Maschinenvorführung im Primelbestand
Ein weiterer spannender Punkt im Programm war die Technikvorführung der Firma Photoheyler GmbH. In einem Primelbestand des Betriebs Gäubodenkräuter GmbH wurde gezeigt, wie sich mit der Spot-Spray-Technik Pflanzenschutzmittel-Verluste reduzieren und Wirkstoffe einsparen lassen. Durch punktgenaue Applikation werden Umwelt und Ressourcen erheblich geschont. Zwei Praktiker berichteten von ihren Erfahrungen mit dem Gerät. Die beiden Anbauer und der Geschäftsführer von Photoheyler stellten sich den zahlreichen Fragen der interessierten Teilnehmer.
Salatversuche
Auf dem Versuchsfeld des Betriebes Siebauer konnten 16 Eissalat- und 15 Mini-Romanasorten begutachtet werden. Trotz der sehr heißen Witterung konnte der Mini-Romana gut abreifen. Der Eissalat brauchte etwa eine Woche länger, um marktfähig zu werden. Die Qualitäten waren durchgehend gut bis sehr gut, wodurch hohe Aberntequoten erzielt werden konnten. Bei der Ernte wurde das Kopfgewicht, die Füllung und der Aufbau der Köpfe bzw. Salatherzen begutachtet und bewertet. Detaillierte Ergebnisse können im Gelben Heft 2027 nachgelesen werden.
Informationen zur Schilf-Glasflügelzikade
Die Schilf-Glasflügelzikade gilt als Überträgerin von Krankheiten, die bereits vor allem in Kartoffeln und Zuckerrüben zu Ertragsausfällen geführt haben. Aktuelle Informationen hierzu gab es von Sofie Mistele von der Landesanstalt für Landwirtschaft (LfL). Ein kulturübergreifendes bayernweit angelegtes Monitoring von der LfL in Zusammenarbeit mit den Ämtern für Ernährung, Landwirtschaft und Forsten (AELF) soll Klarheit über die Verbreitung der Zikade bringen. Hierfür werden Klebefallen in den Anbauflächen aufgestellt und wöchentlich die Fangzahlen der Zikaden ermittelt.
Exaktversuch Einlegegurken
Zum Abschluss fuhren die Teilnehmer weiter zur Versuchsfläche des Betriebs von Andreas Sagstetter (Standort Haidlfing). Daniela Gleißner und Florian Hageneder stellten den Gurkensortenversuch vor, der 2026 als Exaktversuch mit dreifacher Wiederholung und sechs Sorten durchgeführt wird. Eine vierte Wiederholung dient, wie in den Vorjahren, als Testvariante für die Reduktion von Pflanzenschutzmitteln. Weitere Ziele des Versuches sind neben der Ertragsermittlung, die Bestimmung des Längen-Dicken-Verhältnisses, sowie die Qualität des Ernteproduktes im Glas.
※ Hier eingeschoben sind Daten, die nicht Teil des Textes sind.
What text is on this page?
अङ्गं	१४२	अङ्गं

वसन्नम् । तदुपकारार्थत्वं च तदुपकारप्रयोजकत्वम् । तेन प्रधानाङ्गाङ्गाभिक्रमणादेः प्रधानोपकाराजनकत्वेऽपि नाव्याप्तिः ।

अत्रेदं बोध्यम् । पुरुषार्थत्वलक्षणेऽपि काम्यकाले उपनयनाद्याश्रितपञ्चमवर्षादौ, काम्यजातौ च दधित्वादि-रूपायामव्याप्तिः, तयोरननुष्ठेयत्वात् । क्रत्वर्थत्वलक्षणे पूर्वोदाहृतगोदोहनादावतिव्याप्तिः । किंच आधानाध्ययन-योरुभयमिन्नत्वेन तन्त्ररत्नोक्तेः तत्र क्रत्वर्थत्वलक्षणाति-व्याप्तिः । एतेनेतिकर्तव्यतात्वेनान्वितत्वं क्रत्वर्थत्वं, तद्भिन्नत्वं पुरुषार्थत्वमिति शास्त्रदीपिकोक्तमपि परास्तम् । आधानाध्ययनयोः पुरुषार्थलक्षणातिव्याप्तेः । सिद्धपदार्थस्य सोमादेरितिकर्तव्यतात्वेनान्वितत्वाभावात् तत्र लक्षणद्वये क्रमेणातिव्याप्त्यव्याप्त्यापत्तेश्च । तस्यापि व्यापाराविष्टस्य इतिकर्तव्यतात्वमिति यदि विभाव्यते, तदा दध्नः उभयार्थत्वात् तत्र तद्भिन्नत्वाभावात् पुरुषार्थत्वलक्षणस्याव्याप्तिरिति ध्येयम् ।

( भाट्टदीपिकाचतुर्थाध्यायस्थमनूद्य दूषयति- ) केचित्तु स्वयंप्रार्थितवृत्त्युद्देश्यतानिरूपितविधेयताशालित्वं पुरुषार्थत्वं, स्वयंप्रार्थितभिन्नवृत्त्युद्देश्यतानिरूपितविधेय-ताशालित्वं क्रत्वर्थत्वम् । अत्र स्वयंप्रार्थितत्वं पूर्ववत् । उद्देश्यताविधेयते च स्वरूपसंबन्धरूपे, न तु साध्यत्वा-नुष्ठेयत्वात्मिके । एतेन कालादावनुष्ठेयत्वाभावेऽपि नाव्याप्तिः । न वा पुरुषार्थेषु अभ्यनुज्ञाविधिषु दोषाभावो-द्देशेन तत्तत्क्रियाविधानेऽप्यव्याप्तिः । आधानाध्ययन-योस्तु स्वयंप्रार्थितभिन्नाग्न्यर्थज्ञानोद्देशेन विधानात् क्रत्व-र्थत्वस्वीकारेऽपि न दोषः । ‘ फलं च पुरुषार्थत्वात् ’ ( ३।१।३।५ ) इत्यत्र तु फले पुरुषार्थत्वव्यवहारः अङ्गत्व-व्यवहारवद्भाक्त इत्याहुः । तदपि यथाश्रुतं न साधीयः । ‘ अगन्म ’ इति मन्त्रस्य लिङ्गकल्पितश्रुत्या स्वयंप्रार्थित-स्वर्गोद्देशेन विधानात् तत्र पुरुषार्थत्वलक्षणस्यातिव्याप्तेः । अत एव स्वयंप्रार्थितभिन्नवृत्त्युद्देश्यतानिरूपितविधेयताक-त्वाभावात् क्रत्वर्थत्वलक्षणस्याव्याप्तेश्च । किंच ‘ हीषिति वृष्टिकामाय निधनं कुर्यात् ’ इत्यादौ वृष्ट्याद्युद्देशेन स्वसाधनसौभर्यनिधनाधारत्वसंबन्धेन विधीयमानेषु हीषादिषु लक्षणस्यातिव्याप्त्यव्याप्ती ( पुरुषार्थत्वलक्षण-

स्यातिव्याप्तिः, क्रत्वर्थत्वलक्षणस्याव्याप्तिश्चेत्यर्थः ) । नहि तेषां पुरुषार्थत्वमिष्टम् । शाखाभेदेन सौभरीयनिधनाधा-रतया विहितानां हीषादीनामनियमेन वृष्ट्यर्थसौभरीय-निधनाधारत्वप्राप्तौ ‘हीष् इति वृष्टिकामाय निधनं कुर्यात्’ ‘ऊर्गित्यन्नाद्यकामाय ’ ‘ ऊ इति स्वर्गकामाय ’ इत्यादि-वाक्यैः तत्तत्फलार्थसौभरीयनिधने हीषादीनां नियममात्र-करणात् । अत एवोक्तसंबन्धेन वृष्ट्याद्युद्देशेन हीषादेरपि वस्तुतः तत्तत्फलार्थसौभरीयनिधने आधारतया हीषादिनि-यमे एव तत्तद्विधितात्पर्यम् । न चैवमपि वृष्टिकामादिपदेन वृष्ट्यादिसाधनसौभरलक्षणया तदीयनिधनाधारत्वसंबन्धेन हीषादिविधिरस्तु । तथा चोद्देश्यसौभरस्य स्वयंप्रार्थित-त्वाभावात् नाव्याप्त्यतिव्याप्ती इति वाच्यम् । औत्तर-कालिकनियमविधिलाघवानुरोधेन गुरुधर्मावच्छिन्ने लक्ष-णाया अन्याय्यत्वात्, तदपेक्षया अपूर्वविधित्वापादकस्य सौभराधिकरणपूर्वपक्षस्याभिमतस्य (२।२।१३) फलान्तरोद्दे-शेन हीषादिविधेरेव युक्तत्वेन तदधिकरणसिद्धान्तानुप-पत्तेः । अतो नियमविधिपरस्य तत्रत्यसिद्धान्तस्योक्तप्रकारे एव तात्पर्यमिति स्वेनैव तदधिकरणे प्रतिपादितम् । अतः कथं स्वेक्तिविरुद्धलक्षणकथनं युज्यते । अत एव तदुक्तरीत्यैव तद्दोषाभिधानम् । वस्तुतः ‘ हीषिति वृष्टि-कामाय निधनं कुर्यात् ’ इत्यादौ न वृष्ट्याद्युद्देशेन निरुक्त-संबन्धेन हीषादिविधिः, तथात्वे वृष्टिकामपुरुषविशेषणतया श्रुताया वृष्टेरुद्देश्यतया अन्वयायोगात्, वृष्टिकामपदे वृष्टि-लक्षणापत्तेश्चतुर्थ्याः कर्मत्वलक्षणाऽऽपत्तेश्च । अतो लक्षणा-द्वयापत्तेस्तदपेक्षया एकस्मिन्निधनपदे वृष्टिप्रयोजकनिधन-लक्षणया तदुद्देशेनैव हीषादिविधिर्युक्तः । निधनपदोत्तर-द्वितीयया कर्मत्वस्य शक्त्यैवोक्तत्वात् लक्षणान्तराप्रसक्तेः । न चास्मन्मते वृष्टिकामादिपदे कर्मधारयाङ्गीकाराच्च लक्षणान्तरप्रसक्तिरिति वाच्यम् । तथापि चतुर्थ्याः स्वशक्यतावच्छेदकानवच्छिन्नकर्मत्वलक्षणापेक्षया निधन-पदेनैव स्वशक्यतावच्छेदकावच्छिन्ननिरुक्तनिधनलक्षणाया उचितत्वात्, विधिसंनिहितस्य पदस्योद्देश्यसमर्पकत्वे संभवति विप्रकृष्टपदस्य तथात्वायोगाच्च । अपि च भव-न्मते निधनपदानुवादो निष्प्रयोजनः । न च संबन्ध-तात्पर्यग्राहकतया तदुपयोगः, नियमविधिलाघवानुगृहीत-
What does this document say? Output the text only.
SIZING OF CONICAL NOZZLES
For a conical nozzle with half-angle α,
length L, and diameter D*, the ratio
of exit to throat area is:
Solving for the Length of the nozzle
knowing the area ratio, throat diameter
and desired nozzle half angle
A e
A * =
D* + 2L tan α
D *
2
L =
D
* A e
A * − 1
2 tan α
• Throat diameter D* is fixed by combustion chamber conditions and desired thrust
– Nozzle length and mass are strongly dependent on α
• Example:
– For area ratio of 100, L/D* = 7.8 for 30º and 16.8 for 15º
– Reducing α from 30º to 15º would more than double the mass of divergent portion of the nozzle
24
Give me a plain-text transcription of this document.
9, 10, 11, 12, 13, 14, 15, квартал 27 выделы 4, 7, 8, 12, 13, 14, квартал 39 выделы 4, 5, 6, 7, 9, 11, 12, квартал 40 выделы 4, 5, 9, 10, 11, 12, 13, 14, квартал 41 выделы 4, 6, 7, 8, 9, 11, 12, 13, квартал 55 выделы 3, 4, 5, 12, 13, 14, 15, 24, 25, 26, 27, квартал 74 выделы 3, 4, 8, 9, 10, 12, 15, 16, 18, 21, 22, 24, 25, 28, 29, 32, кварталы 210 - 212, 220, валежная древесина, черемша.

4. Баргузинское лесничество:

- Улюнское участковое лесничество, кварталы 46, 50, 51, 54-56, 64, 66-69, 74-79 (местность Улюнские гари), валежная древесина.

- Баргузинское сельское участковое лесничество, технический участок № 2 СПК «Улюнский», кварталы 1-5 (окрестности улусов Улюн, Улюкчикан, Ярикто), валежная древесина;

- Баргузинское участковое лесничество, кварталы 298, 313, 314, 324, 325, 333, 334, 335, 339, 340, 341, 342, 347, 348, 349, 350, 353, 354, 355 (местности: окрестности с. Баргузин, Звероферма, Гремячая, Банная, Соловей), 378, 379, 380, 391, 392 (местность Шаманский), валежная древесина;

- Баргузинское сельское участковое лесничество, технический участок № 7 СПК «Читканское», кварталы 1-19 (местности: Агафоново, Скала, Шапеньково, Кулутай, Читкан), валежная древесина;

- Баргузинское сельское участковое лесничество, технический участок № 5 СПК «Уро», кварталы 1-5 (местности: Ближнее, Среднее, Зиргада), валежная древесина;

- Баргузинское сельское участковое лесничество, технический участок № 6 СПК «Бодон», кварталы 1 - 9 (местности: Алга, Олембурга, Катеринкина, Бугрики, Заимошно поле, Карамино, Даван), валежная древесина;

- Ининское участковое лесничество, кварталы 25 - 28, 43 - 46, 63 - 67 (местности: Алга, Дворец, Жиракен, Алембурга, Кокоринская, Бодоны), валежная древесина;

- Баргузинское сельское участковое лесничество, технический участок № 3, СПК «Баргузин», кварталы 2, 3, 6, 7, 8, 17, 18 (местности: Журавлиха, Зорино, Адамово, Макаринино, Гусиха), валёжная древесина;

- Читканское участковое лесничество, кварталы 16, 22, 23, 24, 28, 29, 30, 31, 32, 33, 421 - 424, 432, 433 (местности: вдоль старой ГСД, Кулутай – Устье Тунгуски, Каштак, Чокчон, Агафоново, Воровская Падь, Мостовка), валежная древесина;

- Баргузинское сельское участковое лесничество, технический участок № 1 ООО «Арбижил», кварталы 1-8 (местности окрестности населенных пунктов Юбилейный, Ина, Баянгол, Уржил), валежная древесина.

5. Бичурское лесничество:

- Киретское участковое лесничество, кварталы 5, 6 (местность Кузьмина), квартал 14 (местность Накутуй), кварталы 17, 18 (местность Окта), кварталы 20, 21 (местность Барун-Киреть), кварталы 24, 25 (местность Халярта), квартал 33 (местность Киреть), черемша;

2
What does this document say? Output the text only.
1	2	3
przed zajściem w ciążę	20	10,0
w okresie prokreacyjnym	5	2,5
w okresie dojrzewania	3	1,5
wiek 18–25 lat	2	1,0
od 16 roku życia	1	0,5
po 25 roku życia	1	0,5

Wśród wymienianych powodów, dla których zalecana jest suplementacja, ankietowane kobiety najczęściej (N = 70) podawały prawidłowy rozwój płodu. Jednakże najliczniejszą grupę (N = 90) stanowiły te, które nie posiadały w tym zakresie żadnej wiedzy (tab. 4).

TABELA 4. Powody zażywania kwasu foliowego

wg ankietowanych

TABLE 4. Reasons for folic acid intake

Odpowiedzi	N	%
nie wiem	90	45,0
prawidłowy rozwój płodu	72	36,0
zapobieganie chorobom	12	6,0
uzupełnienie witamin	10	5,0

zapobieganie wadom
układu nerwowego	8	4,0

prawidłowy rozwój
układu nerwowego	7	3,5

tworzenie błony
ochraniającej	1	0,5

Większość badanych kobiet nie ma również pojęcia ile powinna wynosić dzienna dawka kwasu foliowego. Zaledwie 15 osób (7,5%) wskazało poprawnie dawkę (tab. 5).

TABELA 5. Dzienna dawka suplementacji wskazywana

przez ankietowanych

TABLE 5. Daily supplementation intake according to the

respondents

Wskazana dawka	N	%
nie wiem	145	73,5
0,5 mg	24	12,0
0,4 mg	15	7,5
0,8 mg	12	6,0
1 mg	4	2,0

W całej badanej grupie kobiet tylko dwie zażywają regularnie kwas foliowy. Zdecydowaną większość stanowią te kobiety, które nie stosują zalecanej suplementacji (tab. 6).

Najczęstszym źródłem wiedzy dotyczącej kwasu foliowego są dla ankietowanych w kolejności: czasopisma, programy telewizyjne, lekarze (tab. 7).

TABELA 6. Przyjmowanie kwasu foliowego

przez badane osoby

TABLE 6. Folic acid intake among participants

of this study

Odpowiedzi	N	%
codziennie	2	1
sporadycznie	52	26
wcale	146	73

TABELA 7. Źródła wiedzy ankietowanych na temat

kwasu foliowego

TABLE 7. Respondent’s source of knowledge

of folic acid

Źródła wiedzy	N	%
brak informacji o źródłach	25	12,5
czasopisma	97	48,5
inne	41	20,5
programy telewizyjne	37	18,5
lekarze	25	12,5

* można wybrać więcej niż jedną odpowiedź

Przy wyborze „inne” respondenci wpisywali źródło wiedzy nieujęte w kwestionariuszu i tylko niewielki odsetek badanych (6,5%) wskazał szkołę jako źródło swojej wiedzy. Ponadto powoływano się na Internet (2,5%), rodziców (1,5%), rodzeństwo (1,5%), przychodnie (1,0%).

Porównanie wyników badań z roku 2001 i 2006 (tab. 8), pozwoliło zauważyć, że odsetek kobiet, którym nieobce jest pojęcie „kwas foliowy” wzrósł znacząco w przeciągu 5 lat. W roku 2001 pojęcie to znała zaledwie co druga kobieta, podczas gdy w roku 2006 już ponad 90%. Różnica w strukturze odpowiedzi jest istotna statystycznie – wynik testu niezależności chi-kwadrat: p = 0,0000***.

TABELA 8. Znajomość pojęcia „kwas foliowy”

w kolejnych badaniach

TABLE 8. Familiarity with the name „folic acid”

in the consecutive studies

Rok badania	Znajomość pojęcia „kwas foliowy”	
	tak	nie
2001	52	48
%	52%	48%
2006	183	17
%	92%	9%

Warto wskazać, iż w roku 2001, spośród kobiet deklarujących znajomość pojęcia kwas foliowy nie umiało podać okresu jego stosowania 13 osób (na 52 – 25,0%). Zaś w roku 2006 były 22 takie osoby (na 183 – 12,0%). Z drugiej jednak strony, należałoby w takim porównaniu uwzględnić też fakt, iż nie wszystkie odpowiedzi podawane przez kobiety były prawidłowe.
Bei den während der Rundfahrt erläuterten Beobachtungen handelt es sich lediglich um vorläufige Ergebnisse. Die endgültigen Resultate aller gezeigten Versuche werden im Januar 2027 auf der Straubinger Vortragsreihe und im „Gelben Heft“ – Gemüsebau in Niederbayern veröffentlicht.